Ethics statement
This study was approved by the Ethics Committee of Hasheminejad Clinical Research Development Center. All patients initially provided informed consent for access to their medical records for research purposes. All the methods were performed in accordance with the determined guidelines and regulations.
Settings
In this study the archived clinical data of ESRD patients who underwent AVF surgery from 2015 to 2018 at Hasheminejad Kidney Center (HKC) in Iran has been followed up by using predictive approach. Patients’ status were analyzed in two condition: during surgery and after surgery.
Participants and Variables
The following inclusion and exclusion criteria was employed for 300 patients who had undergone radio cephalic AVF (Cimino fistula) creation (Figure1). Seventy of these patients could not be followed up and also 67 of the population were expired and subsequently there were no records about their AVF status. Thus, they were excluded. In addition,50 patients who had over 50% missing value, were eliminated from processing to limit the data noise. As a result, merely 113 of the original 300 patients were analyzed.
Survival of arteriovenous fistula was considered as a target variable, which is classified in 2 groups (Table1) based on their medical records and consultation of surgeons. At initial stages of study, attributes such as ESR, CRP, RBC, WBC, PT, PTT, INR, HB, SI, TIBC and serum ferritin were evaluated for these patients.
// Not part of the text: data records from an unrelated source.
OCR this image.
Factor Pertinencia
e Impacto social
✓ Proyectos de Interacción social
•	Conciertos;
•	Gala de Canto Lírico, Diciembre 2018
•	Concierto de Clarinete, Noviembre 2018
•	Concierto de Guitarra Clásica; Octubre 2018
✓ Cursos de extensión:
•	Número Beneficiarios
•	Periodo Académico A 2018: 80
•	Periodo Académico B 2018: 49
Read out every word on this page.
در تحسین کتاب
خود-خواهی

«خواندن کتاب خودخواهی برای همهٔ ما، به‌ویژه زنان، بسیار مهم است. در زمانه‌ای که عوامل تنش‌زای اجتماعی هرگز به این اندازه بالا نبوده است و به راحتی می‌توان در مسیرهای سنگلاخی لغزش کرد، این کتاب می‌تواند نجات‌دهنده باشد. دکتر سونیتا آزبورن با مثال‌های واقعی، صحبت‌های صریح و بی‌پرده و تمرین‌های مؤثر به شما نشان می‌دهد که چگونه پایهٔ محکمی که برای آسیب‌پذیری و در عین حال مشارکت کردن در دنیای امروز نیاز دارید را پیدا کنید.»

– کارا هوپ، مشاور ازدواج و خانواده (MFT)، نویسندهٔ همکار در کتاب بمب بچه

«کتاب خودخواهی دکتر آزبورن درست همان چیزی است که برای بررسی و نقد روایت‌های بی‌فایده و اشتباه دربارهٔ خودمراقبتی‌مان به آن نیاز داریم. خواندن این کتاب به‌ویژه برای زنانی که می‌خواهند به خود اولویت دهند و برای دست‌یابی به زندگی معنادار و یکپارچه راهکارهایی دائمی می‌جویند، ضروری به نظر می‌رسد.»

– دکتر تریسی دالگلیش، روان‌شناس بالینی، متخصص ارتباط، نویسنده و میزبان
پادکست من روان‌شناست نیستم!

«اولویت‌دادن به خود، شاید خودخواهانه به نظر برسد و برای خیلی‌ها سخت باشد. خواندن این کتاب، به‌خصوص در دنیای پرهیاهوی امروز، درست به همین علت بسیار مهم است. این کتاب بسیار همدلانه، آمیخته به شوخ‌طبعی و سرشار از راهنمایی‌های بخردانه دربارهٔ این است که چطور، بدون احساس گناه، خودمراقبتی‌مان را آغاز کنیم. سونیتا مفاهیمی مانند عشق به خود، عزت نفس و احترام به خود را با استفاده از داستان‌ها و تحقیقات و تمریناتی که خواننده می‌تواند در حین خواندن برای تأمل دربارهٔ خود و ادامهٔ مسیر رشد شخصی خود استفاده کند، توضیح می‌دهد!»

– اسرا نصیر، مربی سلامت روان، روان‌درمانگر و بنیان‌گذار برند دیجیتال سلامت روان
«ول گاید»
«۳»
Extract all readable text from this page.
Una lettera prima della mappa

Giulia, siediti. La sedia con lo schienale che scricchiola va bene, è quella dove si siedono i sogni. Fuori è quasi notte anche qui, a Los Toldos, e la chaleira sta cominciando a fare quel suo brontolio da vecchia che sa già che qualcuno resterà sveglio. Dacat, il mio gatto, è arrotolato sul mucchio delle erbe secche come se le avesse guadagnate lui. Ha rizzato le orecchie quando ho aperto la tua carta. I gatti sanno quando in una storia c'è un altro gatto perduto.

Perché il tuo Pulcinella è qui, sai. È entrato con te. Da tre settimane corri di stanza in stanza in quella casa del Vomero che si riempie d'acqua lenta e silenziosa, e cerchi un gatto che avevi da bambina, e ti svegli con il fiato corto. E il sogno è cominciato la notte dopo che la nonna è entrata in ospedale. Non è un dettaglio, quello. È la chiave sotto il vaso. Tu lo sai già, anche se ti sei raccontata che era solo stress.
Out of these parameters, PTT, PT, INR, WBC and RBC on account of no significant effect on target variable, and also ESR and CRP due to 80% missing value, were excluded from the processing.
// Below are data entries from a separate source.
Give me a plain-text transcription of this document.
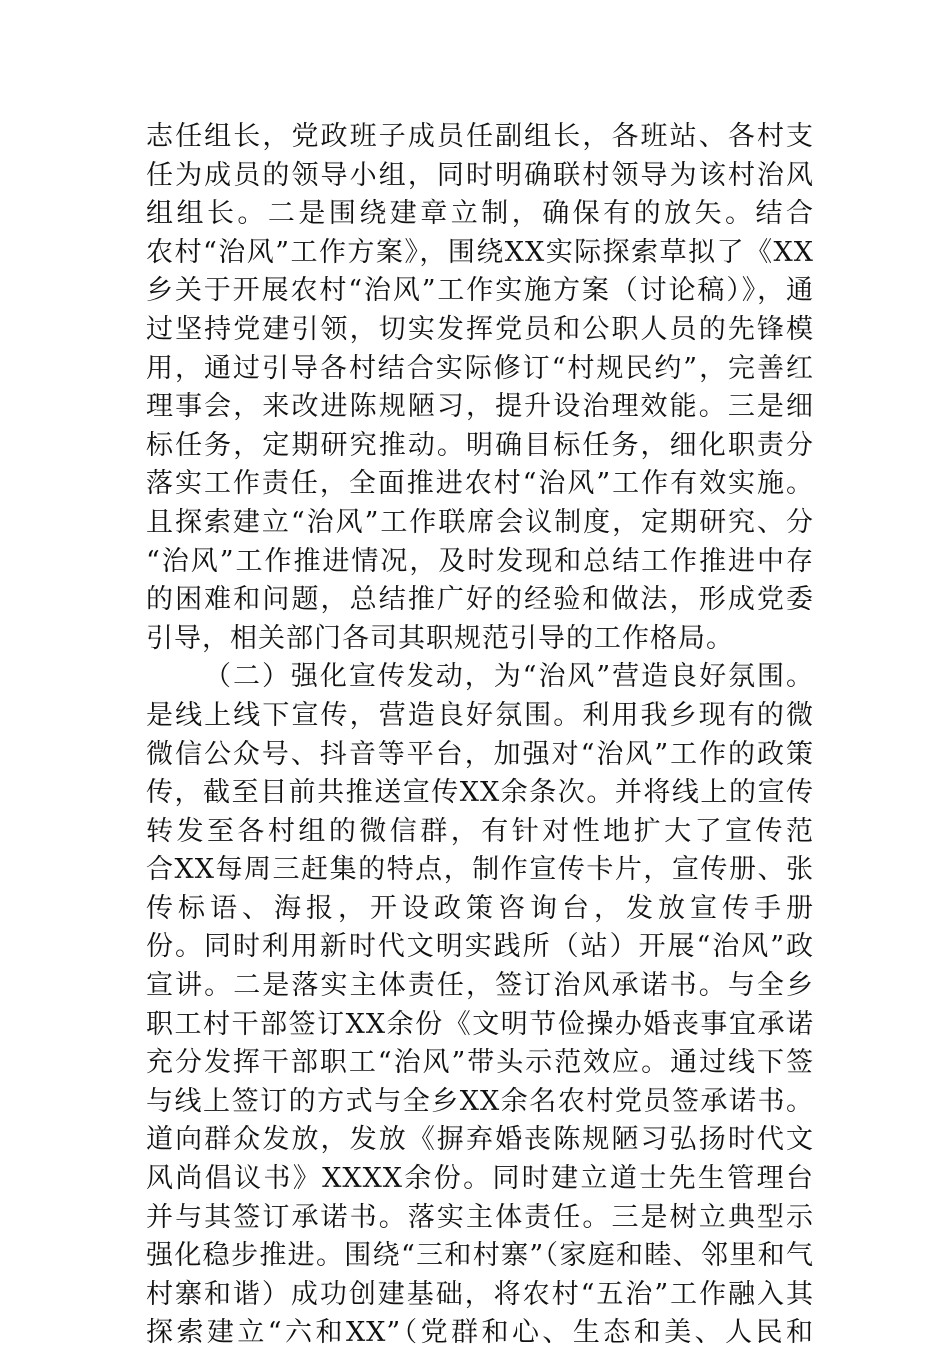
志任组长，党政班子成员任副组长，各班站、各村支
任为成员的领导小组，同时明确联村领导为该村治风
组组长。二是围绕建章立制，确保有的放矢。结合
农村“治风”工作方案》，围绕XX实际探索草拟了《XX
乡关于开展农村“治风”工作实施方案（讨论稿）》，通
过坚持党建引领，切实发挥党员和公职人员的先锋模
用，通过引导各村结合实际修订“村规民约”，完善红
理事会，来改进陈规陋习，提升设治理效能。三是细
标任务，定期研究推动。明确目标任务，细化职责分
落实工作责任，全面推进农村“治风”工作有效实施。
且探索建立“治风”工作联席会议制度，定期研究、分
“治风”工作推进情况，及时发现和总结工作推进中存
的困难和问题，总结推广好的经验和做法，形成党委
引导，相关部门各司其职规范引导的工作格局。
（二）强化宣传发动，为“治风”营造良好氛围。
是线上线下宣传，营造良好氛围。利用我乡现有的微
微信公众号、抖音等平台，加强对“治风”工作的政策
传，截至目前共推送宣传XX余条次。并将线上的宣传
转发至各村组的微信群，有针对性地扩大了宣传范
合XX每周三赶集的特点，制作宣传卡片，宣传册、张
传标语、海报，开设政策咨询台，发放宣传手册
份。同时利用新时代文明实践所（站）开展“治风”政
宣讲。二是落实主体责任，签订治风承诺书。与全乡
职工村干部签订XX余份《文明节俭操办婚丧事宜承诺
充分发挥干部职工“治风”带头示范效应。通过线下签
与线上签订的方式与全乡XX余名农村党员签承诺书。
道向群众发放，发放《摒弃婚丧陈规陋习弘扬时代文
风尚倡议书》XXXX余份。同时建立道士先生管理台
并与其签订承诺书。落实主体责任。三是树立典型示
强化稳步推进。围绕“三和村寨”（家庭和睦、邻里和气
村寨和谐）成功创建基础，将农村“五治”工作融入其
探索建立“六和XX”（党群和心、生态和美、人民和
The involved variables such as serum ferritin were categorized into 3 subgroups as shown in Table 2 with respect to the recommendation of international guidelines for controlling of iron deficiency anemia (IDA) in CKD which mention that the upper limit of serum ferritin should be maintained at <500-800 ng/ml [10, 21-29]. Moreover, other study groups in Europe and US recommend, ferritin should be kept at 400-600 ng/ml [30] and 200-1200 ng/ml in HD patients [17]. Due to the availability and applicability of the population in this study, the limited cutoff level of HB could be analyzed. In this regard, HB was classified into only two groups (Table3) regarding the HB levels proposed by NKF-DOQF guidelines (11-12 g/dl) [31] and studies which had detected the relation between AVF failure and HB<8 g/dl, rather than other three strata (8-10, 10-12 and >12 g/dl) [6]. SI/TIBC classification (Table4) has been selected based on the recommendation of Kidney Disease Outcome Quality Initiative (K/DOQI) of the National Kidney Foundation [32] and the Best Practice Guidelines of the European Renal Association [23] which included cutoff level of 20-50% for ISAT.
Table 1
Table 2
Table 3
Table 4
Data Mining Process
Real data in large data bases and data warehouses usually encounter three complications that are: incomplete, noisy and inconsistent data. Thus, preprocessing is a pivotal step in knowledge discovery in data bases (KDD) because high-quality data will lead to a high-quality decision [18]. In this regard, the construction of data base and also both data cleaning and integration were done in IBM SPSS Statistic version 22. Decision tree was used in Rapid miner studio version 9 for analyzing the data. This was done because when there is no linear relationship between the attributes and for better understanding of the effect of variables on each other -such as determining the range of variable data impact on target variable- the rule mining and decision tree can assist us in analyzing.
Different decision tree (DT) algorithms can be used to classify data, whose target variable can include patients’ final status. With the aim of the rules extracted by decision tree, the data mining system can be trained to learn the rules that controlled the end state of patients. Then, the system can be asked by applying the rules to make prediction on patients whose final status has not been provided to the system [33]. A decision tree structure is like a flowchart which consists of three parts: 1) the nodes, which indicate test on attribute value; and the highest node in tree is the root node; 2) branches that signify the test outcomes, 3) and finally, leaves which represent class or class distribution [18]. We used decision tree-based Chi-squared Automatic Interaction Detection (CHAID) which is based on the chi-squared attribute relevance test [34].
The confusion matrix was used to measure the accuracy of the prediction method. Such representation is usually used for supervised algorithms, where each row of the confusion matrix represents the true value, but each column contains the predicted sample [35].
After preprocessing the data, CHAID decision tree was plotted respectively in Figures 2, 3, 4, 5 by Rapid miner studio version 9. Also, in all four states, AVF survival was the target attribute.